Alba Maria Ropero Alvarez is a Regional Advisor on Immunization in the Family, Gender, and Life Course Department at the Pan American Health Organization/World Health Organization. A public health professional with more than 20 years of international experience, she was previously Chief of the Infectious Disease Program and Assistant Director of Communicable Diseases at the Ministry of Health in Colombia.
Alba Maria’s areas of expertise include the development and implementation of regional and worldwide Immunization Program policies and strategies, emergency outbreak response, monitoring and evaluation, and research projects. Her work also focuses on surveillance and vaccination strategies for the control, elimination, and eradication of vaccine-preventable diseases such as Influenza, Yellow Fever, and Hepatitis. During the influenza pandemic 2009, a multi-country vaccination campaign in Latin America, resulted in more than 145 million people vaccinated against pandemic Influenza A H1N1, being the region with the highest uptake.

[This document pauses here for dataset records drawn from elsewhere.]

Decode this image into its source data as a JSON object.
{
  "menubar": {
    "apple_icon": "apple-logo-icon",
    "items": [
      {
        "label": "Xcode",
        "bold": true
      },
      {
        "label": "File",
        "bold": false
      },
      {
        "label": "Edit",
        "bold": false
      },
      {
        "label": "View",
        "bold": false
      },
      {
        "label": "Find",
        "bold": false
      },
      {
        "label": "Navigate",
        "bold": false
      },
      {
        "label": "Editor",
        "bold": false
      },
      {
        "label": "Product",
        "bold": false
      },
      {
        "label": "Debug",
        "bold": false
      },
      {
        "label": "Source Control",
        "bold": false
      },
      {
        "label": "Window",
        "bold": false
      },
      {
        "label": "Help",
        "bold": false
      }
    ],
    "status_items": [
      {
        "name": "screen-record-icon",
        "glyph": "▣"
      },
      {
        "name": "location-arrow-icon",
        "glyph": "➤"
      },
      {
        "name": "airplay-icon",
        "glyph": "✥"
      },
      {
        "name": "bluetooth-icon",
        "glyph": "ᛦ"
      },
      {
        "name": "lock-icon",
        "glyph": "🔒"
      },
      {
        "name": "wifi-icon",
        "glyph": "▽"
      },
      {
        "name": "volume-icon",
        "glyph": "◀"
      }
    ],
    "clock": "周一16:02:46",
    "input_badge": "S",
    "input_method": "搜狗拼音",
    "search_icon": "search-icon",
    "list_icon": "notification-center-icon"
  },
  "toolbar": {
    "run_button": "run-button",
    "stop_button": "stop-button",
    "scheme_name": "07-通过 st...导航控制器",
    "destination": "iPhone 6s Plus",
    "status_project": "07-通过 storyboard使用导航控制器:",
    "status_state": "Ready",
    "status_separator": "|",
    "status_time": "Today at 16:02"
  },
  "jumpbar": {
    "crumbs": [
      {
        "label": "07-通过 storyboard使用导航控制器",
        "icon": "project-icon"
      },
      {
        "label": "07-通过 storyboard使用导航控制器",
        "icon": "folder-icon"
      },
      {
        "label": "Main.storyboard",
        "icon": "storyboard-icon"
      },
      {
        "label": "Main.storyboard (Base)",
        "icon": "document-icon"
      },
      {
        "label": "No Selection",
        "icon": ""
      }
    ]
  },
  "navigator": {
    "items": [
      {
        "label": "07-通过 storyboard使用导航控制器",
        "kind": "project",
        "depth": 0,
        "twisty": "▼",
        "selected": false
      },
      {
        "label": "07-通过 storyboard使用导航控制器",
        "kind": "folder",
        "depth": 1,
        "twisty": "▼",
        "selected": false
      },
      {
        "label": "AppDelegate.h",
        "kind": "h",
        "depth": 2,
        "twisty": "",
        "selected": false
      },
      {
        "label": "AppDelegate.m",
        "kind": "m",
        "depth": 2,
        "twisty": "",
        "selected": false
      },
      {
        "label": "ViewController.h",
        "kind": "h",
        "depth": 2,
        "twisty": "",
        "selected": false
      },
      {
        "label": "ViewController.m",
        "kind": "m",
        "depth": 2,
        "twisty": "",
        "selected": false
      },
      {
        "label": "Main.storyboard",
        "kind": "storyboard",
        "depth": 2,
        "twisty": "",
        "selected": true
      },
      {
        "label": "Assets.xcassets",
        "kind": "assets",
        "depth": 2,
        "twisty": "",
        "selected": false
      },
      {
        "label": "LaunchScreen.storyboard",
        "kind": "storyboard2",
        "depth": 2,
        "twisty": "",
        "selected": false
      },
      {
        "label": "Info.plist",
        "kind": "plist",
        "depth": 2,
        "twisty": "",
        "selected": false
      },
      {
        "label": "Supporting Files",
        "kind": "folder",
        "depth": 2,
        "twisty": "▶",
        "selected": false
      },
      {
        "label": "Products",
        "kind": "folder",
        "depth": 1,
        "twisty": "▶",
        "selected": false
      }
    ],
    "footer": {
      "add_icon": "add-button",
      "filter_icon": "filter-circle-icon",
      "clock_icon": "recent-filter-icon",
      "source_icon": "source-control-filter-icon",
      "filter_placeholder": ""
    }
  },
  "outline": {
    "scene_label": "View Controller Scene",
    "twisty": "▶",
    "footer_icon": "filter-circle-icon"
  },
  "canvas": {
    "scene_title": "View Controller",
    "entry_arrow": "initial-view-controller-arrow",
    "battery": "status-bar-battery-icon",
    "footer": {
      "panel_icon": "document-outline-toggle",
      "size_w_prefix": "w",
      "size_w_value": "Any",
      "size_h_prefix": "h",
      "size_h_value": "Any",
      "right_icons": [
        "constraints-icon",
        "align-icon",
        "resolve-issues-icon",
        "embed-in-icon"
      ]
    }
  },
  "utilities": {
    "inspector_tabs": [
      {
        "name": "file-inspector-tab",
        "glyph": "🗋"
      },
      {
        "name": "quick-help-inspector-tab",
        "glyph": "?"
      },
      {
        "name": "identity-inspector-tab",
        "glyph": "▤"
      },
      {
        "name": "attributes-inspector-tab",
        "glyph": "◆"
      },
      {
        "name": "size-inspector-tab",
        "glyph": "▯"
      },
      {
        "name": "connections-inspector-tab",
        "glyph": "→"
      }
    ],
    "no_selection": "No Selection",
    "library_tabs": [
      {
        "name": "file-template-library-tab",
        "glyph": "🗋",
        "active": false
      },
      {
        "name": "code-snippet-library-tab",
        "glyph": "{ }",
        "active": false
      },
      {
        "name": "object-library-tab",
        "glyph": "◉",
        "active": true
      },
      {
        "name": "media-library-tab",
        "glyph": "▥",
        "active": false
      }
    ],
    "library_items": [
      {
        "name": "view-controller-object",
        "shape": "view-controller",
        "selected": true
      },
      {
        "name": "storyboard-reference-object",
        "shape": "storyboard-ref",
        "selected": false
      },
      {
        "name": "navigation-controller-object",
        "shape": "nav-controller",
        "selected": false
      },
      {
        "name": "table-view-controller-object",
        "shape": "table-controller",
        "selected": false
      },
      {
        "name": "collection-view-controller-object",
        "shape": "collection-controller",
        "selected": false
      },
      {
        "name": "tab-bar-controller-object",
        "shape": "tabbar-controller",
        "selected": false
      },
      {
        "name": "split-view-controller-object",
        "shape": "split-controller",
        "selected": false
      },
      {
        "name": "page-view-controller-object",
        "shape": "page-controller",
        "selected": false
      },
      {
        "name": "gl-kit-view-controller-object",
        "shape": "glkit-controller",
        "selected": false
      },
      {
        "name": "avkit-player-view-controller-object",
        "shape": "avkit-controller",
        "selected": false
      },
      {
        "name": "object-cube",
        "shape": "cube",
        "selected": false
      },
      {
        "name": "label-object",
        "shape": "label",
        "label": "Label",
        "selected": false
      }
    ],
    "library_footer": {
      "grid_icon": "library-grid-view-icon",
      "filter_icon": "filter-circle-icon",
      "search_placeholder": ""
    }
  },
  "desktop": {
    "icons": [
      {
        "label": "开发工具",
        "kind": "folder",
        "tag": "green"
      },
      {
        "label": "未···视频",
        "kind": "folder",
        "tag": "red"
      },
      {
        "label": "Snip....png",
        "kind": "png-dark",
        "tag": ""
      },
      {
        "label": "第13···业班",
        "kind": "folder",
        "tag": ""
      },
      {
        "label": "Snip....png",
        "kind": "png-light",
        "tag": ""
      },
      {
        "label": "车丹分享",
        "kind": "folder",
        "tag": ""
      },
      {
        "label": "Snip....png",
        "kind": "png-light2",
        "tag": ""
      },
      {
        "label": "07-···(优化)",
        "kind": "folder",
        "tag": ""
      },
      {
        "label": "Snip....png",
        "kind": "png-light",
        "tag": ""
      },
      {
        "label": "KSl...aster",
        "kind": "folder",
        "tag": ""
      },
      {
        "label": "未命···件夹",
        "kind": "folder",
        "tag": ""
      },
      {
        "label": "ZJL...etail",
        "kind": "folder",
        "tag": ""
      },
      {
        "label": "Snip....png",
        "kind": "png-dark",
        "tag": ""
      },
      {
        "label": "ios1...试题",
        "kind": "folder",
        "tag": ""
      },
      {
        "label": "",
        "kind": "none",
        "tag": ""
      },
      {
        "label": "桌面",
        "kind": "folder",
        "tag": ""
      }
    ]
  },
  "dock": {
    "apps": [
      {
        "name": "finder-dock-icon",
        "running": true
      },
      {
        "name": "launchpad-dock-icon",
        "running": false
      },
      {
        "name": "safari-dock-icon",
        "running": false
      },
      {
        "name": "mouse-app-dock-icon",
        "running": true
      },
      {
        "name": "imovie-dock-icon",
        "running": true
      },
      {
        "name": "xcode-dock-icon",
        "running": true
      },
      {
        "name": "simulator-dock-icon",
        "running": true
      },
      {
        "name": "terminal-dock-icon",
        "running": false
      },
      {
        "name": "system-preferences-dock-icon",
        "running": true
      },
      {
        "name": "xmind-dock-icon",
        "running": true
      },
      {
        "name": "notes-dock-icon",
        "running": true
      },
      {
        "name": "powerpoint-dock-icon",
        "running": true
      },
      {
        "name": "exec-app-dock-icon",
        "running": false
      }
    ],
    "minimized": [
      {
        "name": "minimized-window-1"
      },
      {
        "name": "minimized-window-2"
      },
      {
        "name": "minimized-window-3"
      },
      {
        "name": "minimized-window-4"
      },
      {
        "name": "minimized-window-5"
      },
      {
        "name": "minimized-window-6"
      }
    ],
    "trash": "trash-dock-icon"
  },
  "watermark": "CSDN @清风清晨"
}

Her support has been critical in order to establish a network for influenza vaccine evaluations known as REVELAC-i for its acronym in Spanish (Red para la Evaluación de Vacunas En Latino América y el Caribe–influenza) which was launched in 2013.
As a Regional Advisor on Immunization in the Americas, Alba Maria is also leading efforts on Maternal Immunization, in close collaboration with different Institutions, including WHO, CDC, Emory University, Yale University and representatives of Ministries of Health, among others. This platform is driven by the high uptake of Influenza vaccines in pregnant women in the Americas, followed by Tdap. Regional guidelines for national immunization program managers and policy makers for introducing maternal and neonatal vaccines have been developed.
Alba Maria has also been the technical leader of the yearly Vaccination Week in the Americas (VWA) campaign – which has brought the benefits of vaccination to more than 800 million people in the Western Hemisphere – since it began in 2003. Following 10 years of progress in PAHO, and sharing experiences with other WHO Regions, VWA has moved from an initiative between a few countries to a global health initiative, becoming a World Immunization Week, through a World Health Assembly Resolution in 2012.